В особенности же оставило во мне сильное впечатление муравейное братство и таинственная зеленая палочка, связывавшая с ним и долженствующая осчастливить всех людей. Как теперь я думаю, Николенька, вероятно, прочел или наслушался о масонах, об их стремлении к осчастливлению человечества, о таинственных обрядах приема в их орден, верно слышал о Моравских братьях и соединил все это в одно в своем живом воображении и любви к людям, к доброте, придумал все эти истории и сам радовался им и морочил ими нас.

Идеал муравейных братьев, льнущих любовно друг к другу, только не под двумя креслами, завешанными платками, а под всем небесным сводом всех людей мира, остался для меня тот же. И как я тогда верил, что есть та зеленая палочка, на которой написано то, что должно уничтожить все зло в людях и дать им великое благо, так я верю и теперь, что есть эта истина и что будет она открыта людям и даст им то, что она обещает…».

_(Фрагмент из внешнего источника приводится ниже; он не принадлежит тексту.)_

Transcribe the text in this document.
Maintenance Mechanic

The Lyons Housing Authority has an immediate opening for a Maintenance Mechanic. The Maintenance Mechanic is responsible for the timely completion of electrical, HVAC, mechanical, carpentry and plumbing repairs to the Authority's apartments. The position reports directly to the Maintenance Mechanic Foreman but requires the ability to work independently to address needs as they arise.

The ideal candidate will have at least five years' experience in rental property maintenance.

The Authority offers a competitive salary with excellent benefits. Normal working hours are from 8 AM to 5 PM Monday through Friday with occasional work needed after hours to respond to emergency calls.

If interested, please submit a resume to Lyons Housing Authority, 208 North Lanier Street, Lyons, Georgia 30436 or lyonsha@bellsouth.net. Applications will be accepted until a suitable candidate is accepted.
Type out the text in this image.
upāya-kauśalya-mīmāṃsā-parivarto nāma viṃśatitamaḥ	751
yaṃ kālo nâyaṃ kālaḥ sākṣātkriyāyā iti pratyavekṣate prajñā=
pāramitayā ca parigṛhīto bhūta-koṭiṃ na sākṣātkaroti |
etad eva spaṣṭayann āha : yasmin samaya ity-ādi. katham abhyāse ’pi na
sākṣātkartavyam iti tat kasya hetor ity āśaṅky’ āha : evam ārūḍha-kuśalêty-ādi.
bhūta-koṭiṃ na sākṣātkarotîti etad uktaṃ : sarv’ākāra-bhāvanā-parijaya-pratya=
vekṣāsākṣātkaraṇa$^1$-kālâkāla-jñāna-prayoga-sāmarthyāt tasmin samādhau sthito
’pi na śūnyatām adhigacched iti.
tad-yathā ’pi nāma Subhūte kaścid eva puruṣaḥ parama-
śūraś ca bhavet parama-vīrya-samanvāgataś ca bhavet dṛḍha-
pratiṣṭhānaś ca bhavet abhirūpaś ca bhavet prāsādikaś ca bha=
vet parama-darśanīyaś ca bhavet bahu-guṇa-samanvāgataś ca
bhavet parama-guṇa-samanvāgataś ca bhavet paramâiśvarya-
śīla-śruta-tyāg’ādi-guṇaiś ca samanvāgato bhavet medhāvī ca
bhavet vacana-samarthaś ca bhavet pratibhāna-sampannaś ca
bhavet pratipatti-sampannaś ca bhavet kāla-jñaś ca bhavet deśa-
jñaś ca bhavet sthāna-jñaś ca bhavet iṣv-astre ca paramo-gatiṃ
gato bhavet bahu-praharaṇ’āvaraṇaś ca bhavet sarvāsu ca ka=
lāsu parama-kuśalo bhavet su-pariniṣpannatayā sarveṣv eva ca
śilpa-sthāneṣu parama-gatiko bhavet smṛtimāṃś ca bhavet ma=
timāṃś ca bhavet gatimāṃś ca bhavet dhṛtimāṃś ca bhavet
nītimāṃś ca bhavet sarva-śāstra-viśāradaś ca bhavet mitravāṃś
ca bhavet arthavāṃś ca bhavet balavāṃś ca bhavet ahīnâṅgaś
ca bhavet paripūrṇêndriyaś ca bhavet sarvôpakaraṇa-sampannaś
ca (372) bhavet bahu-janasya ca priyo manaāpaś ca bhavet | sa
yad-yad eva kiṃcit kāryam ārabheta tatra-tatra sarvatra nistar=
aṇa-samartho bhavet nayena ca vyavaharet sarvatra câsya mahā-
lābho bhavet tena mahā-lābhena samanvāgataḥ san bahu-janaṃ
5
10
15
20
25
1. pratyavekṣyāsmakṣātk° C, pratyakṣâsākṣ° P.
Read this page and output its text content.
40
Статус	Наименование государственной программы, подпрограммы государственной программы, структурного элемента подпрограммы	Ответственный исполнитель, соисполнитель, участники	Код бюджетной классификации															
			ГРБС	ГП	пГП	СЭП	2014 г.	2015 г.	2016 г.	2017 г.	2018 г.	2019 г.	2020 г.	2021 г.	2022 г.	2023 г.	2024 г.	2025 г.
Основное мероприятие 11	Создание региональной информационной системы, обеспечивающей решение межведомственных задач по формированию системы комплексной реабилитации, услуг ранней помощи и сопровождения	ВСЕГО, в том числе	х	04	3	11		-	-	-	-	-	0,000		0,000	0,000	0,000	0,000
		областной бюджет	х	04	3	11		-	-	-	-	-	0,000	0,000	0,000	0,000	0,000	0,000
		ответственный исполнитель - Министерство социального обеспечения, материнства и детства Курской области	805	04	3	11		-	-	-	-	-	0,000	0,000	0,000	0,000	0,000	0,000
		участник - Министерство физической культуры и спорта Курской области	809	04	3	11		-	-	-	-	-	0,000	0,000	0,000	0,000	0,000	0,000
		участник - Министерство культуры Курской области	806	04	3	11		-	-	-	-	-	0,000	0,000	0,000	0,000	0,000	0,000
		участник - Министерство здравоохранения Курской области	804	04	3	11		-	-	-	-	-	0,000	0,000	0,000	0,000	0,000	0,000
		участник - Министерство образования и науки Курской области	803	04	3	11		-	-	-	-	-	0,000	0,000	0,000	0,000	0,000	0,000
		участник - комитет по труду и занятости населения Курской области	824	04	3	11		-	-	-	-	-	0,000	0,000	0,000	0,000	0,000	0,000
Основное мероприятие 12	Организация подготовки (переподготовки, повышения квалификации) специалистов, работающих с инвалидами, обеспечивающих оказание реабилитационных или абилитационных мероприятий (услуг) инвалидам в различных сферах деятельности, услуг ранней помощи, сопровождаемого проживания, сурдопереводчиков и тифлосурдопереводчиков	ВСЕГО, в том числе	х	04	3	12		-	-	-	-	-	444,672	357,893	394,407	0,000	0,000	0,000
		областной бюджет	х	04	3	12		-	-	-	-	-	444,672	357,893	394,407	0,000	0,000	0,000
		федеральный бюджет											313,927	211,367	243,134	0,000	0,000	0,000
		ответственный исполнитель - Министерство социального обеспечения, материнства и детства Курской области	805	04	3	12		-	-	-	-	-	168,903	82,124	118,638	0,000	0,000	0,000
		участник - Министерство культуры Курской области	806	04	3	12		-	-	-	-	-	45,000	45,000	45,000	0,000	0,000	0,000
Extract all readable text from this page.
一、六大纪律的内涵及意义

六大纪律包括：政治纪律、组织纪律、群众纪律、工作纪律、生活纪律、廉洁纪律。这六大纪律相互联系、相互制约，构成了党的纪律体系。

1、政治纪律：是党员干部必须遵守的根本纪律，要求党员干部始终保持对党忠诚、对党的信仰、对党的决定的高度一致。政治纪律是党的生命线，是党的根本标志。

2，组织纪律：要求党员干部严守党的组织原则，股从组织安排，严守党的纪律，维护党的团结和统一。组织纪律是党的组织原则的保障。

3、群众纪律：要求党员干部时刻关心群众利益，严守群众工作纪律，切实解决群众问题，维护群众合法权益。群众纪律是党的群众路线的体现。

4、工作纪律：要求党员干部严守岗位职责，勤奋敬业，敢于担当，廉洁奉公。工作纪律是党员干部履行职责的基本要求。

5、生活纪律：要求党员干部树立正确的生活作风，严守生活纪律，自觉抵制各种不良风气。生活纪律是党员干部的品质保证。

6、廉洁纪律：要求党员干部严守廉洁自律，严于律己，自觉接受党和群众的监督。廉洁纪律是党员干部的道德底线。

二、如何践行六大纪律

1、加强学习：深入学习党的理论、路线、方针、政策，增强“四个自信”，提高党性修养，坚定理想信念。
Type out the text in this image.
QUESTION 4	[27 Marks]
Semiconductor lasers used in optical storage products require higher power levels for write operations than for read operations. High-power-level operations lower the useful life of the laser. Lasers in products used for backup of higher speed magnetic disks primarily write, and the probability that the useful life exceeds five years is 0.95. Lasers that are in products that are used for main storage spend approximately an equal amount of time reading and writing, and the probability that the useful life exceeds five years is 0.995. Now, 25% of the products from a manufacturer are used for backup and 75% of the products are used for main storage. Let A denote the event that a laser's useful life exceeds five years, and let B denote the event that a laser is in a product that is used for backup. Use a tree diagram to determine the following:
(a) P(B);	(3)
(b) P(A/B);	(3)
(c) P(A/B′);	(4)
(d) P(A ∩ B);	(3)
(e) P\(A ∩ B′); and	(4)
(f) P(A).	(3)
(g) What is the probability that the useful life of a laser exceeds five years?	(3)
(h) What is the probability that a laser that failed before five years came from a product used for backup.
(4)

И все дальнейшие страницы этой моей книги и есть, в сущности, рассказ о попытках этого мальчугашки отыскать для людей таинственную зеленую палочку и, соединив их в одно теплое муравейное братство, возвести их – всех вместе, не иначе – на Фанфаронову гору вечного безоблачного счастья…

II

Детство кончалось для маленького Льва – начиналось отрочество. Восстановить полную и точную картину и этих лет не представляется возможным все по той же причине – невозможности провести разграничительную линию между Dichtung и Wahrheit. Во всяком случае, позднейшие материалы позволяют установить одно важное и интересное обстоятельство. По тому, что мы знаем о его юных годах по его «Детству» и «Отрочеству», можно думать, что эти годы были исключительно напоены семейной любовью и нежностью, между тем как на самом деле оказывается, что этого не было и что между братьями Толстыми всякие выражения нежности были совершенно исключены и считались чем-то совершенно необыкновенным, и много лет спустя это отразилось на отношениях Толстого к его детям и его детей к нему: только одна Марья Львовна умела разбить эту корку внешней холодности и быть с отцом нежной. Когда умирал один из его братьев, Николай, и по какому-то поводу сказал ему: «благодарю, друг мой…», Толстой был потрясен: это «друг мой» было совершенно исключительным выражением нежности! Эту стыдливость в выражении чувства некоторые приписывают раннему сиротству маленьких Толстых, но едва ли это так: если родители их ушли очень рано, то около них все же оставались люди близкие и их любящие. Не объясняя, я только отмечаю этот странный факт.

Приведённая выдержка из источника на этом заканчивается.